Any other feedback would be super greatly appreciated :)
 
#11
There is a strong dispute about how important normality is in various methods (formally you are interested in the normality of the residuals not the normality of IV something commonly confused in discussions of this issue and). I have spent a long time studying this for various projects - enough to know that statisticians strongly disagree on it.
 
#13
I posted an example of two well known statisticians who clearly disagree with your perspective. Including what they specifically stated (that is a quote). I also have asked my professors who taught statistics in my graduate program and they too disagree with your perspective :) For my prelims in Measurement and Statistics program I read a series of articles by methods experts who strongly disagreed on the requirement for normality. If I have more time I can send you the cites.

The authors I cited write one of the better known text for statistics .... :)
 

Dason

Ambassador to the humans
#14
And I'm fairly sure a few of us agreed that you were misinterpreting what they were saying. I recall it not being particularly clear and that it was easy to misinterpret but it didn't contradict what I've been saying about the issue.
 
#15
To me it did not seem their quote was unclear. But perhaps you should post it again (I don't know where it is) and others could read it. Obviously I could be wrong.
 

Dason

Ambassador to the humans
#16
Essentially it comes down to whether they were referring to the marginal distribution of the response or the conditional distribution of the response. If one took it to mean the conditional distribution then it was in line with the truth :D ;) - If one took it to mean the marginal distribution then it was wrong. It was something along those lines and without the author providing clarification I recall thinking that it was easy to be confused by it but ... we've talked about this many times and it seems like it's a battle I can't win (even though I know I'm right :p)
 
#17
All I can say is that other individuals (including professors) I have spoken to disagree with your perspective:) I would never argue with you on a statistical point - your expertise and ability is far greater. My point is simply that experts don't seem to agree on this.

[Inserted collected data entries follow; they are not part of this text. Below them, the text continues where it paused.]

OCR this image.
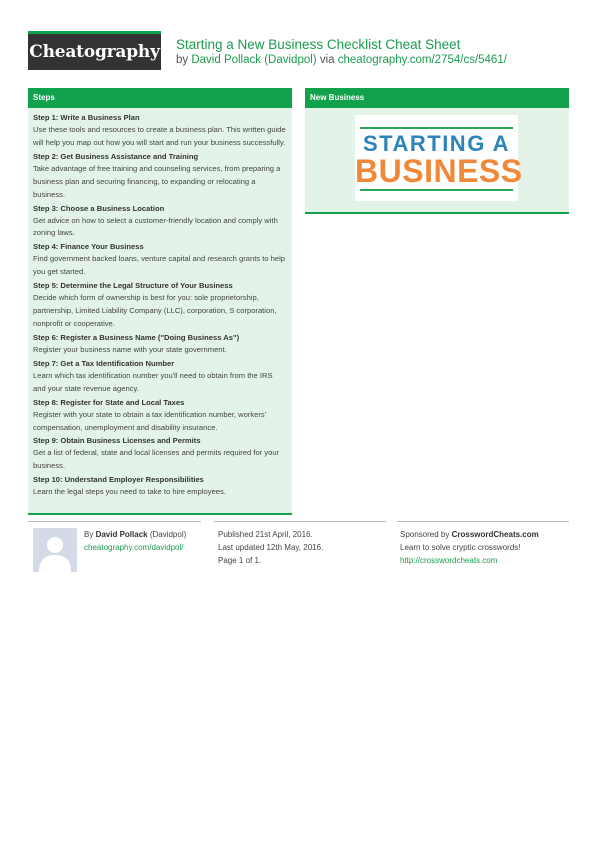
Cheatography Starting a New Business Checklist Cheat Sheet
by David Pollack (Davidpol) via cheatography.com/2754/cs/5461/
Steps
Step 1: Write a Business Plan
Use these tools and resources to create a business plan. This written guide will help you map out how you will start and run your business successfully.
Step 2: Get Business Assistance and Training
Take advantage of free training and counseling services, from preparing a business plan and securing financing, to expanding or relocating a business.
Step 3: Choose a Business Location
Get advice on how to select a customer-friendly location and comply with zoning laws.
Step 4: Finance Your Business
Find government backed loans, venture capital and research grants to help you get started.
Step 5: Determine the Legal Structure of Your Business
Decide which form of ownership is best for you: sole proprietorship, partnership, Limited Liability Company (LLC), corporation, S corporation, nonprofit or cooperative.
Step 6: Register a Business Name ("Doing Business As")
Register your business name with your state government.
Step 7: Get a Tax Identification Number
Learn which tax identification number you'll need to obtain from the IRS and your state revenue agency.
Step 8: Register for State and Local Taxes
Register with your state to obtain a tax identification number, workers' compensation, unemployment and disability insurance.
Step 9: Obtain Business Licenses and Permits
Get a list of federal, state and local licenses and permits required for your business.
Step 10: Understand Employer Responsibilities
Learn the legal steps you need to take to hire employees.
New Business
STARTING A
BUSINESS
By David Pollack (Davidpol)
cheatography.com/davidpol/
Published 21st April, 2016.
Last updated 12th May, 2016.
Page 1 of 1.
Sponsored by CrosswordCheats.com
Learn to solve cryptic crosswords!
http://crosswordcheats.com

I have one professor (a statistician who's PHD is from Harvard and one of the smartest persons I have ever met). His comment is that statisticans commonly disagree on a wide range of issues -as of course do most academics. It's what fills journals.... :p

Incidently I found a macro for SAS that generates Mardia's Test of Multivariate Normality (which has been recommended to me as a way of testing the normality of the residuals). It is too long to post here, if there is a way to post word documents I will.
 
#18
Thanks for the very insightful discussion!

I have a question regarding PROC MIXED.
One of my variables after removing the outliers, when I tested for normality, it was normal and I decided to go ahead with regression analysis.
I have the following program:

proc mixed data=file19;
class id trt community BMI stage;
model FRUITS= trt community BMI BMI*community BMI* stage BMI*trt stage stage*trt/outp= FRUITSwk; [looking at the changes in fruits consumption=Y]
repeated / type=un subject=id(trt) sscp rcorr;
run;

I have 2 treatments
2 communities
3 stages repeated measures

The output I have is Trt 1 232 0.99 0.3218
Community 1 232 106.11 <.0001
BMI 135 232 3.36 <.0001
Community*BMI 69 232 3.41 <.0001
BMI*Stage 134 232 3.41 <.0001
Trt*BMI 64 232 4.30 <.0001
Stage 2 232 8.67 0.0002
Trt*Stage 2 232 3.04 0.0500


My question is I am interested in seeing the different treatment effects [2 treatments], with different communities [2 communities] and stages [3 stages]. What is the appropriate statement for looking at individual effects? Any feedback would be very helpful.

Thanks!
 
#19
Hi,

I am using PROC MIXED but am having a hard time outputting the residual error. i need that to check for normality. Can you tell me how you did that? The SAS code for that?